You don’t think he’s sexy, you think he’s a jerk.
A sexy jerk.
Inside the elevator, she punched the number for the appropriate floor and rolled her eyes inwardly at the orchestral intro to a made-for-elevators remix of an old Police tune. As the doors began to slide closed, a hand shot between them, followed by an arm in a long-sleeved gray shirt she unfortunately recognized. The doors sprang back, and Justin Hawthorne entered, his expression triggering an automatic uh-oh inside her.
Blond brows scrunched together in a scowl, eyes hard as emeralds, he did not look happy.
Now that the doors were open, she glanced out in the lobby, hoping for someone else who needed to go upstairs. Luck wasn’t with her, but one would think she’d be used to that.
“Wh-which floor do you need?” she asked. Darn it, she hadn’t meant to sound all breathy, as though she were nervous. Or, worse, attracted to him. She stoutly refused to be either. Number fourteen was already lit, but she wished she had an excuse to hit three and leave sooner.
“I’ll just ride up with you.” He made it sound like a challenge. “We were supposed to have a chat, remember?”
His accusatory stance and the way he crossed his arms over his chest set her teeth on edge.
“I remember that I was supposed to be headed off on vacation tomorrow.” Though she’d sworn not to broach this topic, bringing it up made her feel better, as if suddenly she could breathe more deeply. She wasn’t the type to be quietly wronged.

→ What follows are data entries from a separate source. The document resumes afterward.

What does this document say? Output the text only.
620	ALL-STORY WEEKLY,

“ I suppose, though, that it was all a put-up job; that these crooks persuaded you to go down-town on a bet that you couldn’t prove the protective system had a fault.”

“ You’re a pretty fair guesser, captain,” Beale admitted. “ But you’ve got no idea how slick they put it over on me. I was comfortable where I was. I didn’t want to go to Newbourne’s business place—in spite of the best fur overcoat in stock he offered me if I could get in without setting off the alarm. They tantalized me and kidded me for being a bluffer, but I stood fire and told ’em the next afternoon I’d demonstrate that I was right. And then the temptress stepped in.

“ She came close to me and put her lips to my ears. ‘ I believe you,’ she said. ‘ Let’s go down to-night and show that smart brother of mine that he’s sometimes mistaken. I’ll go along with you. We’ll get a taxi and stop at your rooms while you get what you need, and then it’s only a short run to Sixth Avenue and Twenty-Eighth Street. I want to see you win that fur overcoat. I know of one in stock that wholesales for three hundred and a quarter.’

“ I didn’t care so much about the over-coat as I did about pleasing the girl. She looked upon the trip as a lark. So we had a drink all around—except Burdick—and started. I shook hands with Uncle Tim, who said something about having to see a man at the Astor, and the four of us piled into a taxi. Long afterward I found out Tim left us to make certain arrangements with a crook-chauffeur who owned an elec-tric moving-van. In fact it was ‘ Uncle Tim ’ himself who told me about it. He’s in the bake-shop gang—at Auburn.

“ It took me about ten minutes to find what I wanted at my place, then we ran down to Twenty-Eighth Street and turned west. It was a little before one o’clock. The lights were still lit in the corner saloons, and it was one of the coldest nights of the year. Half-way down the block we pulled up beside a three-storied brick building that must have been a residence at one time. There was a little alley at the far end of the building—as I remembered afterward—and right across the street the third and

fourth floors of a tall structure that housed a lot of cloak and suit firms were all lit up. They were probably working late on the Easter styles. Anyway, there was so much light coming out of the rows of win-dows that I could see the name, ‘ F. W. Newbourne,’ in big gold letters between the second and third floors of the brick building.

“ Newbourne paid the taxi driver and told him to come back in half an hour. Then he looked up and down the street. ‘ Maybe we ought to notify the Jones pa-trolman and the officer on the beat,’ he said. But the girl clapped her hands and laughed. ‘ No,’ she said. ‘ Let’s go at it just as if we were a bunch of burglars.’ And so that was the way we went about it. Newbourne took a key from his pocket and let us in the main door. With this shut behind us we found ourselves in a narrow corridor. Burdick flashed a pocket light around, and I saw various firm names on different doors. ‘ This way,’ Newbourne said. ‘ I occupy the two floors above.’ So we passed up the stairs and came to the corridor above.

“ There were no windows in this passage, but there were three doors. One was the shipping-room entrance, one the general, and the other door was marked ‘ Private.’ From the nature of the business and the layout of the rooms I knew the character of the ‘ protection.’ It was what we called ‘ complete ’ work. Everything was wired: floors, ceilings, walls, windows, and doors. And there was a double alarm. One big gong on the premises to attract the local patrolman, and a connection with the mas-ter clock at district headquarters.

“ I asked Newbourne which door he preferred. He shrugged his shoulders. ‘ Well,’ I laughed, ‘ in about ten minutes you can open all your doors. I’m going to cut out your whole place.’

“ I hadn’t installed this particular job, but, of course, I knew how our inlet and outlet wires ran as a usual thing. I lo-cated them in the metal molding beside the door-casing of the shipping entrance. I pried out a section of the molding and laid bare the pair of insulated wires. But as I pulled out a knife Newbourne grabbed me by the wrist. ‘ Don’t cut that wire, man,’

“Vacation? Is that why you’re being so uptight?”
He was criticizing her?
She jabbed her index finger into his chest, hating that she noticed how tightly muscled it was. “I’m sorry if you’ve confused my adult restraint with being uptight, but not all of us have to hit on every member of the opposite sex we encounter.”
“Every member?” Green flame flared in his eyes. “When was I hitting on you? Or is that the problem—jealous, Liv?”
Men and their egos! “Try relieved. I’d hate to be like Kate or that cute little blonde at the restaurant and get suckered in by your—”
“Blonde? Restaurant?”
The words avalanched out of her, her tone growing colder with each syllable. “The ritzy one downtown, where I saw you and the blonde in the black dress on your date last night. You know, the date that was so important you inconvenienced my life without so much as a second thought. Since when is wining and dining someone—”
He pressed a finger to her lips, and Olivia gasped in surprise, startled by the heat of his skin. She felt branded.